Secondly, we understand that because there are people who refuse to live voluntarily under the Kingdom of God ruled by the loving grace of Christ, God has established another means of rule: the kingdom of the world. This kingdom--the kingdom of governments and such--has every right and, in fact, every responsibility to bring the people responsible for the Boston Marathon bombings to justice. This kingdom is meant to act as a bridle on the sinful actions of those whose lives are not being reconstructed by the grace of God in Christ.
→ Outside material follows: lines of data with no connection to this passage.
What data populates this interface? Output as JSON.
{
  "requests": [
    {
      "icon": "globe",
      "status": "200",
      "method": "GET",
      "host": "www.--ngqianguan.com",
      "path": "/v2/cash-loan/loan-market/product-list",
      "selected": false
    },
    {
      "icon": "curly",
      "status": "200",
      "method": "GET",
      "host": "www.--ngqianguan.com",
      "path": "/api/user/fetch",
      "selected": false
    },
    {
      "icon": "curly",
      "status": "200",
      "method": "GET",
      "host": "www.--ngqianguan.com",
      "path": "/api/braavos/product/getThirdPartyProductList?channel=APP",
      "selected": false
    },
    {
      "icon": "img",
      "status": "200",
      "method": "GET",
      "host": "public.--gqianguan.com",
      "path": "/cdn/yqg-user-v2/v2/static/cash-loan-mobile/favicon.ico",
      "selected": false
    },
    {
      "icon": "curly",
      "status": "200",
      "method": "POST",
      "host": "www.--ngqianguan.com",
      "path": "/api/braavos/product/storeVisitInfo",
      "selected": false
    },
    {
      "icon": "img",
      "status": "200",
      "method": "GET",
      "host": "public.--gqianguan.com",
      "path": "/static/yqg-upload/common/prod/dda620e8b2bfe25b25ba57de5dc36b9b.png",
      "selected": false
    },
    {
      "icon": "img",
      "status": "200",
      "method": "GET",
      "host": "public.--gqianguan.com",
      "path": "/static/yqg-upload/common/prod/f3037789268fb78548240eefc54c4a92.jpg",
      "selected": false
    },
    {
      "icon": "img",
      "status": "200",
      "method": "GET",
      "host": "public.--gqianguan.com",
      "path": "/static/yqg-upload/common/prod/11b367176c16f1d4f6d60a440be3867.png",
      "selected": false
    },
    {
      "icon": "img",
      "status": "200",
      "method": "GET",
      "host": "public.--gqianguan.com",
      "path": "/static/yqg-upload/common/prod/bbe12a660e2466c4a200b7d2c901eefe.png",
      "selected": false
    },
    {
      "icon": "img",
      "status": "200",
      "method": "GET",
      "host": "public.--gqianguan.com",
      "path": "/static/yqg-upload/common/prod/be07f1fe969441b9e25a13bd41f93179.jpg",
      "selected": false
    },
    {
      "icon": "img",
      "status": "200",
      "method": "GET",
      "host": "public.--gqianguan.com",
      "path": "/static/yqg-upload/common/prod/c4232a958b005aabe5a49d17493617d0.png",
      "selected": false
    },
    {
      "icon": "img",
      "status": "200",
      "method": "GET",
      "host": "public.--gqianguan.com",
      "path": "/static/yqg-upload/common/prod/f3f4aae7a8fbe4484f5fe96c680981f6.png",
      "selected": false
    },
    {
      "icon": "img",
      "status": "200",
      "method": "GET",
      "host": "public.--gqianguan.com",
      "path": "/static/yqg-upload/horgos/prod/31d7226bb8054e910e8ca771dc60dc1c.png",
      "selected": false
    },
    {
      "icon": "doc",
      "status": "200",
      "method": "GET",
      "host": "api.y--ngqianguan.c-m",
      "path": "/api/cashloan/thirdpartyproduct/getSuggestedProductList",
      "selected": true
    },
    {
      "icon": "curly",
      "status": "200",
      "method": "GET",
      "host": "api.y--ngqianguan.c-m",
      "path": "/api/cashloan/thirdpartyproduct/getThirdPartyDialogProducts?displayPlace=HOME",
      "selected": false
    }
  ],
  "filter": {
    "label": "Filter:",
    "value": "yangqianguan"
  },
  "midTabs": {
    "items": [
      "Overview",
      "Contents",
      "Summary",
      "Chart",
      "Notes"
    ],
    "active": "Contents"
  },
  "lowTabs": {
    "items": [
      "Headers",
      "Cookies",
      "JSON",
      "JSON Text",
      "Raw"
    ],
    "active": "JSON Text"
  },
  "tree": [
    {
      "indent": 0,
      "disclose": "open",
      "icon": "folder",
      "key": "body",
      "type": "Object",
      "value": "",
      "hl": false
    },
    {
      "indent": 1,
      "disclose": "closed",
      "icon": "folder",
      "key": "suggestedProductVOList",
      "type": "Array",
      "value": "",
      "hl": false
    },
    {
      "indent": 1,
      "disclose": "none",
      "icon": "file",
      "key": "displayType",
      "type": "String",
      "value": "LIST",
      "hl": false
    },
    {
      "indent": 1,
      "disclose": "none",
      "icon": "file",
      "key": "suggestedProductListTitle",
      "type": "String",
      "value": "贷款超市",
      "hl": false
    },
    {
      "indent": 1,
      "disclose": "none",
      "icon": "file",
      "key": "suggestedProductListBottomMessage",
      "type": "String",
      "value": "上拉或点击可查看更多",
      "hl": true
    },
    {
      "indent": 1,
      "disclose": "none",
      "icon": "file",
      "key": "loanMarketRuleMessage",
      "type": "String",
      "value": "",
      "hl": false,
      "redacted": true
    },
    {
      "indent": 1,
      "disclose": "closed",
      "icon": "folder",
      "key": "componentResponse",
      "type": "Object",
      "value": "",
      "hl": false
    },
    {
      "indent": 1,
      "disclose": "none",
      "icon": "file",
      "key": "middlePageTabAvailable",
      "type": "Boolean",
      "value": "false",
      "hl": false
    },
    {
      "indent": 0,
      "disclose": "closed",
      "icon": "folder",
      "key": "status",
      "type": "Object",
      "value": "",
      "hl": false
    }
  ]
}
Thirdly, we understand that even when the perpetrators of these bombings are apprehended, arrested, tried, and convicted, God will want them, even as they receive the punishment they deserve, to enter His kingdom through repentance and faith in Christ. When Jesus was crucified unjustly, neither the thief on the cross nor Jesus Himself denied that the thief deserved the criminal punishment that the thief received from the civil authorities. But when the thief asked Jesus, in an obvious statement of repentance and belief, to be remembered in Jesus' kingdom, Jesus promised him that on that very day, the thief would be with him in paradise.
Terrorism and murder can't go unpunished. Grace isn't a license to sin. But true justice is not revenge either.